Por Mariana Serafini, no site da UJS:
Dificilmente alguém chega à presidência de um país sendo um idiota ou afrontando desnecessariamente quem não compartilha das mesmas crenças e opiniões. Dito isso, fica bastante óbvio que Evo Morales não presenteou o Papa com um crucifixo em formato de foice e martelo por afronta ou ingenuidade.
É comum a sociedade usar uma crença para justificar preconceitos, ódio de classe ou opinião extremista. Não faz muito, vimos evangélicos jurando gays de morte porque uma transsexual fez uma performance de A Paixão de Cristo. Como se a cruz fosse sagrada, e não o objeto fim, que condena à morte. Agora a nova efervescência religiosa é por conta do Cristo crucificado em uma foice e um martelo.
Quando Evo Morales entregou o presente ao Papa Francisco – que vem se mostrando muito simpático às causas dos mais pobres e oprimidos – imediatamente explicou: se trata de uma reprodução fiel ao desenho feito pelo padre jesuíta boliviano Luis Espinal que, por defender os mais pobres e lutar pela terra (assim como o Papa), foi barbaramente torturado e assassinado durante a ditadura de Luis García Meza, nos anos 80, na Bolívia. Sendo assim, não restou espaço para tentar interpretar de outra forma o adorno, porém, a imprensa hegemônica consegue sempre fazer por onde e os fiéis fanáticos também.
Mas, por que uma foice e um martelo ainda incomodam tanto? Trata-se do símbolo que representa a luta dos povos do mundo, a resistência no campo e na cidade, a defesa da terra para os camponeses e dos meios de produção para os trabalhadores. Ou seja, um símbolo de justiça social, em seu mais puro sentido. Esse símbolo incomoda tanto porque, ao contrário do que insistem em dizer aqueles, do lado de lá, o comunismo não acabou junto com a União Soviética e não foi enterrado com os escombros do Muro de Berlim.
O comunismo prevalece, se trata de uma luta dos povos contra um sistema explorador que mostra sua incapacidade de atender às demandas mais básicas da vida humana diariamente. A União Soviética foi apenas uma das tantas experiências que a humanidade teve, e vem tendo, de resistir ao capitalismo. Não, essa luta não é um assunto anacrônico, está mais presente do que parece, ou foi à toa que o presente escolhido por um presidente para o Papa foi uma foice e um martelo?

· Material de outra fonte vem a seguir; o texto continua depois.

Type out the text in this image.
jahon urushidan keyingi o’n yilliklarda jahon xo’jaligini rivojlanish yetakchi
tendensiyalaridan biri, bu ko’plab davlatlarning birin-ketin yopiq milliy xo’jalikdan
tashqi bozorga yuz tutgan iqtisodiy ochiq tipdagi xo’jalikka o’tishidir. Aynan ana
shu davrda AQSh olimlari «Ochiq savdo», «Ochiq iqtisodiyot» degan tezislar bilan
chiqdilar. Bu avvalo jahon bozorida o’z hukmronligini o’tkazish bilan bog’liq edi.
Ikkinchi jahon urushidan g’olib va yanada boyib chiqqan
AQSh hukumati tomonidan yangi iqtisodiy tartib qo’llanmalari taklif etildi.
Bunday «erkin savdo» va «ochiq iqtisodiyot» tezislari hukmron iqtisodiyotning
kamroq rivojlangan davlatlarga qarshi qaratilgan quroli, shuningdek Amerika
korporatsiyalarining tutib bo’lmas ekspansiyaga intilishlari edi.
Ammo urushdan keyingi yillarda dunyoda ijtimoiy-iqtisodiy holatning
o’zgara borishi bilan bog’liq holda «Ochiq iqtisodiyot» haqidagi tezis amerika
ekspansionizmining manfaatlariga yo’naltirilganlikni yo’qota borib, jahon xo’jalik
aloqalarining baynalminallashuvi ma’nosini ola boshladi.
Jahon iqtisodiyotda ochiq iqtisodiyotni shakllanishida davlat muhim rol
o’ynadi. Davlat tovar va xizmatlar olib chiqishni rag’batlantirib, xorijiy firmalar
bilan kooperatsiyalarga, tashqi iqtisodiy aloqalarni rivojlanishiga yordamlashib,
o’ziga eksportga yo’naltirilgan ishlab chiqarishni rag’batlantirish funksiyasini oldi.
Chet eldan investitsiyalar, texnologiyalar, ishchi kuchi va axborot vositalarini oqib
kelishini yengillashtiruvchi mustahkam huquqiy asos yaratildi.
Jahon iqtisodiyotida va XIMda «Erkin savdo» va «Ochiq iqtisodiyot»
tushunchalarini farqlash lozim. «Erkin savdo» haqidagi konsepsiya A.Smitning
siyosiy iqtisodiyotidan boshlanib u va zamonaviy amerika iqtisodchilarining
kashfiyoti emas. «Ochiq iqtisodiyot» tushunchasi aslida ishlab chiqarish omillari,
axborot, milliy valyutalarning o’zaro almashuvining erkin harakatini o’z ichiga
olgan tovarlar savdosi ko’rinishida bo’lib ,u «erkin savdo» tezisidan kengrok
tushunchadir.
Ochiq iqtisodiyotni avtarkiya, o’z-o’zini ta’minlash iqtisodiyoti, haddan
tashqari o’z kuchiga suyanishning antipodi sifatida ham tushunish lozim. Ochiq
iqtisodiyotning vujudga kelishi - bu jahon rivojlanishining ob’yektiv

A foice e o martelo nos tempos de hoje representam a nova ordem, a insubordinação ao imperialismo e aos grandes grupos econômicos. A América Latina se levantou, há quase 20 anos, com a eleição de Hugo Chávez na Venezuela, e desde então o cenário político mudou no mundo e cada vez menos os países imperialistas conseguem interferir em suas “neocolônias”. O continente sul-americano não é mais o quintal dos Estados Unidos e sim, isso incomoda.
Quando um presidente tem a ousadia de presentear o mais alto cargo religioso do mundo com uma foice e um martelo, significa que os povos oprimidos têm mais voz do que os exploradores imaginavam. A resistência no campo e nas cidades pela divisão dos meios de produção cresce a passos largos porque está posto que o capitalismo vai acentuar cada vez mais a distância entre as classes. Um crucifixo em formato do símbolo da luta dos trabalhadores do mundo vem para dar apenas um recado: os dias de fartura dos que exploram estão contados.